Когда он ушел, мать сказала:

— А ты. Владимир Дмитриевич, от него отчет по­дробный взял?

— Какой отчет?

— В купле-продаже.

— Смешно! Ведь если бы он хотел меня обмануть, он бы мог мне не привезти этой тысячи.

— Но ведь ты доверял и Павлу Козыреву, и он тебе что-то присылал и привозил, а потом оказалось, что он сделался богатым человеком, а ты потерял все, что имел.

— Ах, я же тебе говорил, что Павел Козырев — со­всем другое дело! Давай-ка попробуем: вижу, ветчина из наших родных палестин и порховские калачики...

У Черникова в магазине появились новые свежие то­вары; о приданом, которое он привез из столицы для своей дочери, заговорил весь город. Он рассчитывал ее вытащить в дворянки, и уже намечался жених из гвардии.

Тысячи отцу хватило ненадолго. И в один день, помню, вернувшись с няней с гулянья, я наткнулась дома на странный хаос. Прислуга, сбившись в кучу, перемы­вала косточки хозяев и среди нот сочувствия пускала скверные шипы сплетен и осуждения:

— Вон поглядели бы сродственники, до чего у нас дошло: небель с молотка идет... кебель описывают всю как есть и печатью казенной припечатывают.

Повсюду в доме двигались незнакомые фигуры с до­вольно гнусными, как мне тогда казалось, лицами. Они высматривали и вынюхивали во всех углах, стучали ка­кими-то палочками в хрустальную посуду и даже в мед­ные кастрюли на кухне.

- Но что было особенно возмутительно — они не оставили в покое даже заветную чашечку матери, белую с незабудками, про которую говорили, что она из тончай

шего севрского фарфора, и мать пила в этот день из грубой, толстой чашки, взятой у Аксиньи.

— Все описано,— сказала она мне грустно,— в моя чашечка.

Теперь от нее полетели телеграммы ко всем родственникам, потом снова появились у подъезда дрожки Чер­никова с серыми в яблоках лошадьми, и он сказал, что какие-то векселя переписаны за страшные проценты и что он нашел еще какого-то «страшного ростовщика».

Печати сняли, в жизнь как будто покатилась по ста­рому руслу...

Но это только казалось. У матери я видела постоянно опухшие от слез глаза, слышала слово «ликвидация» в разговорах отца:

— А когда после ликвидации я уеду, неужели на тебя взвалить всех девять человек детей?

- Но как же иначе? Мы остаемся на месте; я буду служить, ты — присылать, сколько сможешь... как-нибудь и перебьемся... Расплатиться с труппой у тебя хватит?

— Конечно, это главное, и я уже прикинул... не бойся, на совести моей ничего не унесу... А вот как ты будешь, бедная, если тебе придется служить у какого-нибудь хама антрепренера? Об этом страшно подумать!

Она усмехнулась:

— Его хамство ко мне не пристанет.

Помню последние дни ликвидации. Отец заплатил все до копейки, никому не остался должен. Мало того, неко­торым из актеров, которые сильно запивали, сам покупал билеты и, удержав из их жалованья часть, возвращал ее только на вокзале, усаживая их в поезд.

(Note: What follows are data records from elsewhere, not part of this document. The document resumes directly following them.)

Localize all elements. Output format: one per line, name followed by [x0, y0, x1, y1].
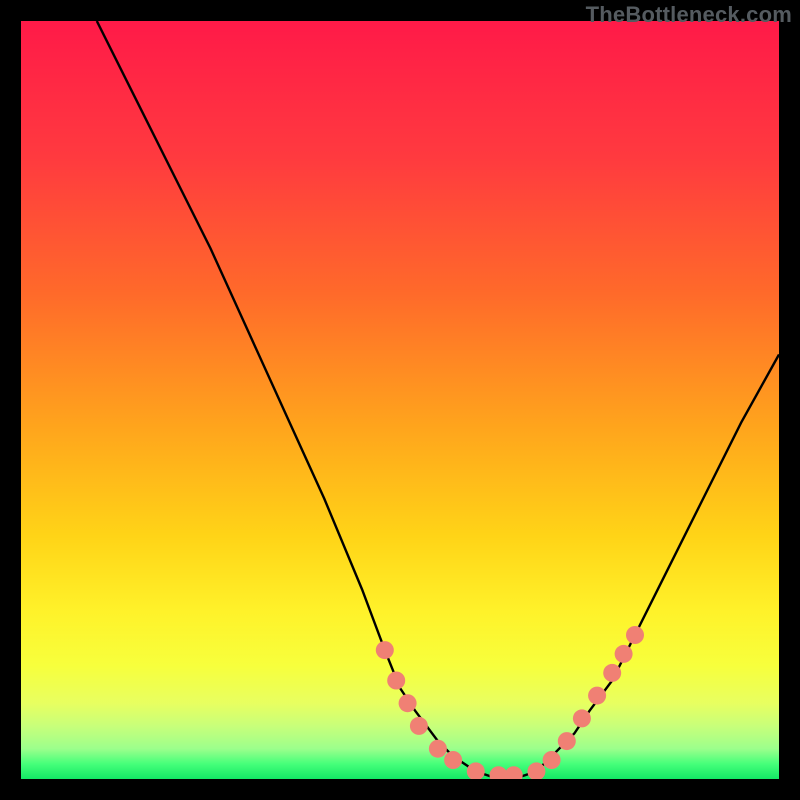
marker-group: [376, 626, 644, 779]
marker-dot: [588, 687, 606, 705]
marker-dot: [626, 626, 644, 644]
marker-dot: [376, 641, 394, 659]
marker-dot: [467, 762, 485, 779]
bottleneck-curve: [97, 21, 779, 779]
marker-dot: [558, 732, 576, 750]
marker-dot: [490, 766, 508, 779]
marker-dot: [615, 645, 633, 663]
marker-dot: [543, 751, 561, 769]
curve-layer: [21, 21, 779, 779]
marker-dot: [505, 766, 523, 779]
marker-dot: [429, 740, 447, 758]
marker-dot: [399, 694, 417, 712]
marker-dot: [387, 672, 405, 690]
marker-dot: [603, 664, 621, 682]
marker-dot: [444, 751, 462, 769]
watermark-label: TheBottleneck.com: [586, 2, 792, 28]
marker-dot: [573, 709, 591, 727]
chart-frame: TheBottleneck.com: [0, 0, 800, 800]
marker-dot: [527, 762, 545, 779]
marker-dot: [410, 717, 428, 735]
plot-area: [21, 21, 779, 779]
v-curve: [97, 21, 779, 779]
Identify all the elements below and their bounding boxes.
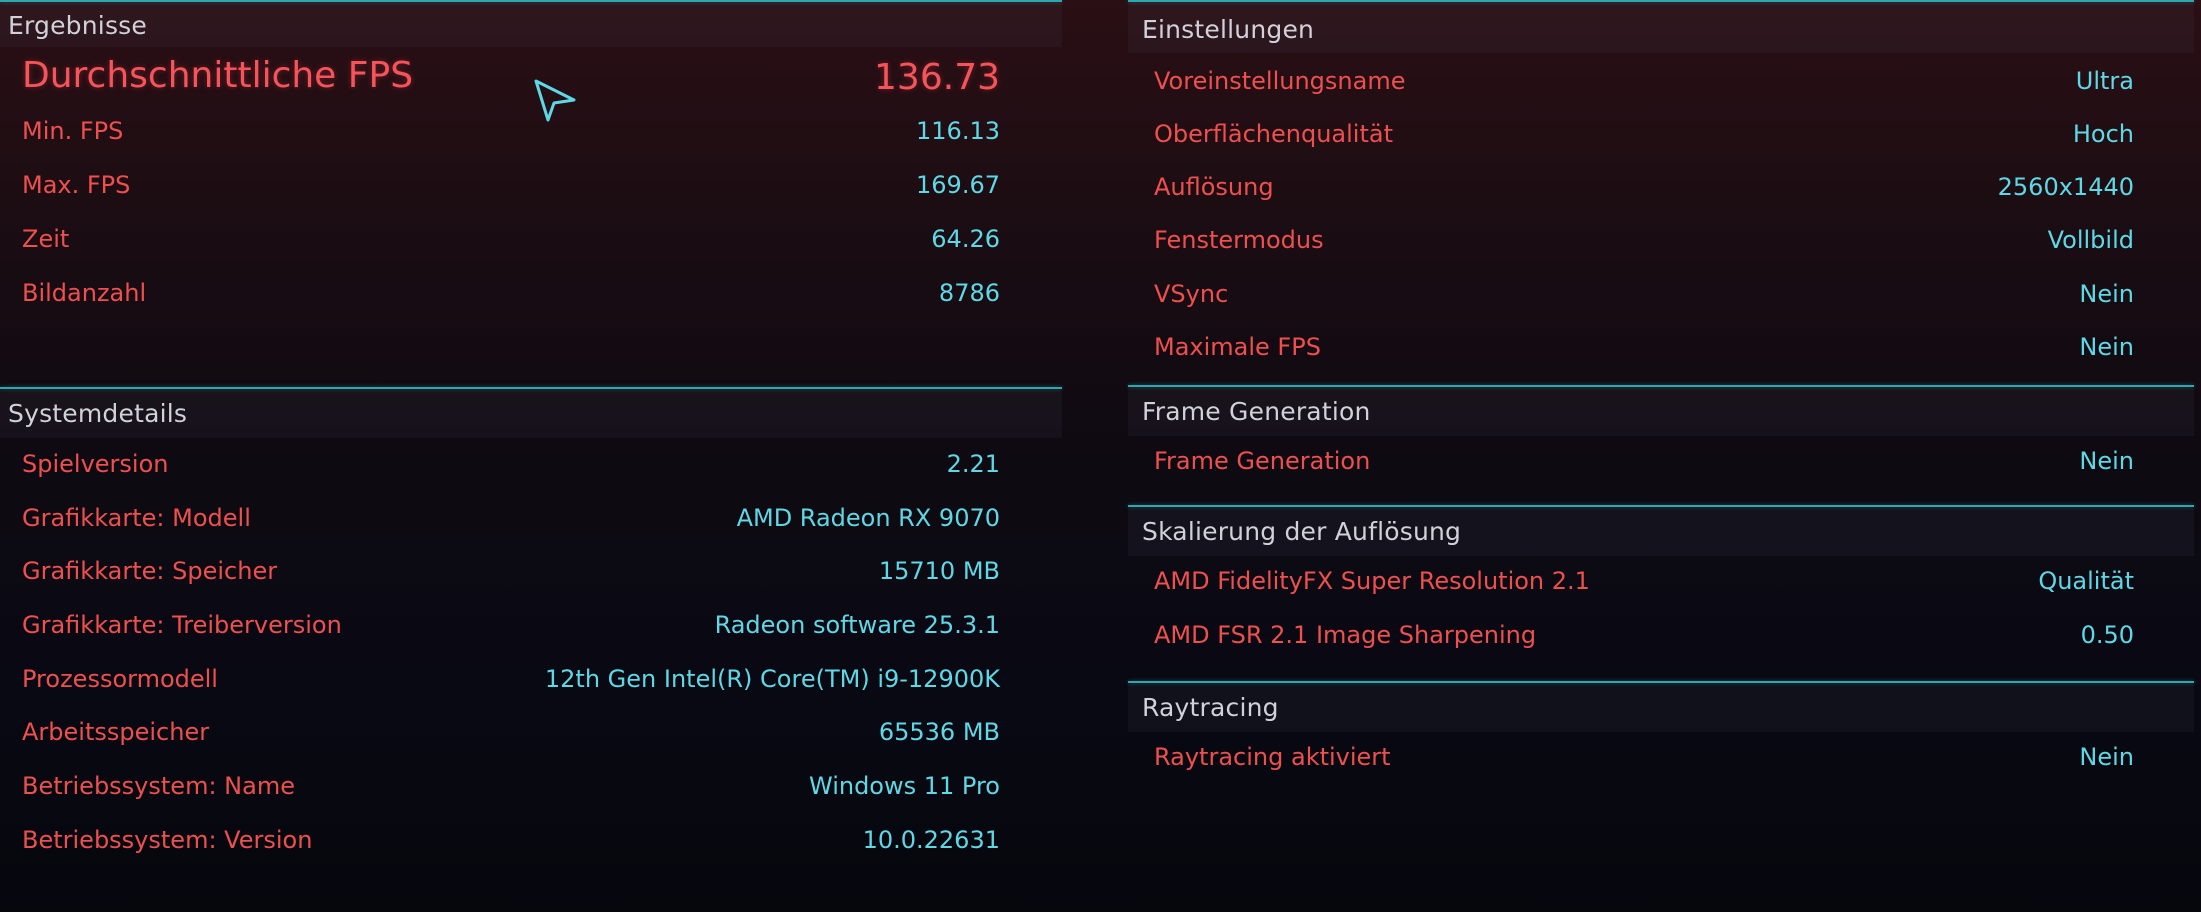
section-title-einstellungen: Einstellungen: [1142, 15, 1315, 44]
results-row-zeit: Zeit 64.26: [0, 215, 1062, 265]
row-value: Hoch: [2072, 120, 2134, 148]
row-value: Windows 11 Pro: [808, 772, 1000, 800]
row-label: AMD FidelityFX Super Resolution 2.1: [1154, 567, 1590, 595]
section-header: Skalierung der Auflösung: [1128, 508, 2194, 556]
row-value: 8786: [938, 279, 1000, 307]
row-value: Nein: [2079, 280, 2134, 308]
system-row-os-name: Betriebssystem: Name Windows 11 Pro: [0, 762, 1062, 812]
right-panel: Einstellungen Voreinstellungsname Ultra …: [1128, 0, 2194, 912]
row-value: 64.26: [931, 225, 1000, 253]
row-label: Auflösung: [1154, 173, 1274, 201]
section-title-ergebnisse: Ergebnisse: [8, 11, 147, 40]
scaling-row-fsr: AMD FidelityFX Super Resolution 2.1 Qual…: [1128, 557, 2194, 607]
settings-row-resolution: Auflösung 2560x1440: [1128, 163, 2194, 213]
row-label: Grafikkarte: Treiberversion: [22, 611, 342, 639]
section-divider: [1128, 505, 2194, 507]
row-value: Nein: [2079, 447, 2134, 475]
row-label: Grafikkarte: Speicher: [22, 557, 278, 585]
section-title-systemdetails: Systemdetails: [8, 399, 188, 428]
row-value: Qualität: [2038, 567, 2134, 595]
row-label: AMD FSR 2.1 Image Sharpening: [1154, 621, 1537, 649]
section-header: Raytracing: [1128, 684, 2194, 732]
raytracing-row-enabled: Raytracing aktiviert Nein: [1128, 733, 2194, 783]
system-row-ram: Arbeitsspeicher 65536 MB: [0, 708, 1062, 758]
row-label: Spielversion: [22, 450, 169, 478]
frame-generation-section: Frame Generation Frame Generation Nein: [1128, 385, 2194, 505]
row-label: Durchschnittliche FPS: [22, 55, 414, 96]
framegen-row-frame-generation: Frame Generation Nein: [1128, 437, 2194, 487]
row-label: Frame Generation: [1154, 447, 1371, 475]
results-row-bildanzahl: Bildanzahl 8786: [0, 269, 1062, 319]
section-divider: [1128, 0, 2194, 2]
row-label: Oberflächenqualität: [1154, 120, 1393, 148]
row-label: Arbeitsspeicher: [22, 718, 210, 746]
section-divider: [0, 0, 1062, 2]
results-row-max-fps: Max. FPS 169.67: [0, 161, 1062, 211]
system-details-section: Systemdetails Spielversion 2.21 Grafikka…: [0, 387, 1062, 887]
system-row-cpu-model: Prozessormodell 12th Gen Intel(R) Core(T…: [0, 655, 1062, 705]
section-title-raytracing: Raytracing: [1142, 693, 1279, 722]
row-value: 0.50: [2080, 621, 2134, 649]
row-label: VSync: [1154, 280, 1229, 308]
row-label: Raytracing aktiviert: [1154, 743, 1391, 771]
row-label: Prozessormodell: [22, 665, 218, 693]
scaling-row-sharpening: AMD FSR 2.1 Image Sharpening 0.50: [1128, 611, 2194, 661]
results-row-min-fps: Min. FPS 116.13: [0, 107, 1062, 157]
row-label: Bildanzahl: [22, 279, 147, 307]
row-value: 65536 MB: [878, 718, 1000, 746]
row-value: 10.0.22631: [862, 826, 1000, 854]
section-divider: [0, 387, 1062, 389]
row-label: Zeit: [22, 225, 70, 253]
section-header: Frame Generation: [1128, 388, 2194, 436]
row-value: 12th Gen Intel(R) Core(TM) i9-12900K: [544, 665, 1000, 693]
row-value: Ultra: [2075, 67, 2134, 95]
section-divider: [1128, 385, 2194, 387]
left-panel: Ergebnisse Durchschnittliche FPS 136.73 …: [0, 0, 1062, 912]
row-value: 2560x1440: [1997, 173, 2134, 201]
row-value: AMD Radeon RX 9070: [736, 504, 1000, 532]
row-value: Vollbild: [2047, 226, 2134, 254]
row-value: 169.67: [916, 171, 1000, 199]
section-title-scaling: Skalierung der Auflösung: [1142, 517, 1462, 546]
row-value: 116.13: [916, 117, 1000, 145]
settings-section: Einstellungen Voreinstellungsname Ultra …: [1128, 0, 2194, 384]
row-label: Min. FPS: [22, 117, 124, 145]
results-row-avg-fps: Durchschnittliche FPS 136.73: [0, 53, 1062, 103]
row-value: Nein: [2079, 743, 2134, 771]
system-row-gpu-model: Grafikkarte: Modell AMD Radeon RX 9070: [0, 494, 1062, 544]
settings-row-vsync: VSync Nein: [1128, 270, 2194, 320]
section-header: Systemdetails: [0, 390, 1062, 438]
row-value: Nein: [2079, 333, 2134, 361]
system-row-os-version: Betriebssystem: Version 10.0.22631: [0, 816, 1062, 866]
row-label: Grafikkarte: Modell: [22, 504, 251, 532]
settings-row-preset: Voreinstellungsname Ultra: [1128, 57, 2194, 107]
row-value: 2.21: [946, 450, 1000, 478]
row-value: Radeon software 25.3.1: [714, 611, 1000, 639]
scaling-section: Skalierung der Auflösung AMD FidelityFX …: [1128, 505, 2194, 681]
row-label: Betriebssystem: Version: [22, 826, 313, 854]
settings-row-window-mode: Fenstermodus Vollbild: [1128, 216, 2194, 266]
section-header: Einstellungen: [1128, 3, 2194, 53]
raytracing-section: Raytracing Raytracing aktiviert Nein: [1128, 681, 2194, 801]
settings-row-texture-quality: Oberflächenqualität Hoch: [1128, 110, 2194, 160]
row-value: 15710 MB: [878, 557, 1000, 585]
section-header: Ergebnisse: [0, 3, 1062, 47]
row-label: Max. FPS: [22, 171, 131, 199]
row-label: Voreinstellungsname: [1154, 67, 1406, 95]
row-label: Maximale FPS: [1154, 333, 1321, 361]
row-label: Betriebssystem: Name: [22, 772, 295, 800]
system-row-gpu-driver: Grafikkarte: Treiberversion Radeon softw…: [0, 601, 1062, 651]
section-title-frame-generation: Frame Generation: [1142, 397, 1371, 426]
section-divider: [1128, 681, 2194, 683]
results-section: Ergebnisse Durchschnittliche FPS 136.73 …: [0, 0, 1062, 382]
system-row-spielversion: Spielversion 2.21: [0, 440, 1062, 490]
pointer-arrow-icon: [534, 79, 576, 122]
row-label: Fenstermodus: [1154, 226, 1324, 254]
row-value: 136.73: [874, 57, 1000, 98]
system-row-gpu-memory: Grafikkarte: Speicher 15710 MB: [0, 547, 1062, 597]
settings-row-max-fps: Maximale FPS Nein: [1128, 323, 2194, 373]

Мать поступила кассиршей к новому антрепренеру. Отец уехал. Куда? Говорили, искать заработка. Вся огромная семья осталась на руках матери. Смутно доно­сились слухи об отце. Иногда он присылал деньги. Где он служил? Кем? Актером, режиссером?

Дома прислуга, сокращенная до минимума, шепталась, будто бы он поступил буфетчиком в какую-то кают-компанию и имеет дело с офицерами. Думаю, что это не со­всем так: насколько знаю, заведующие хозяйством, бу­фетчики и повара у военных должны быть военные.

Но какая-то крупинка правды в этом, очевидно, все же была: отец позднее, в дни моей ранней юности, ока­зался вдруг удивительно искусным кулинаром.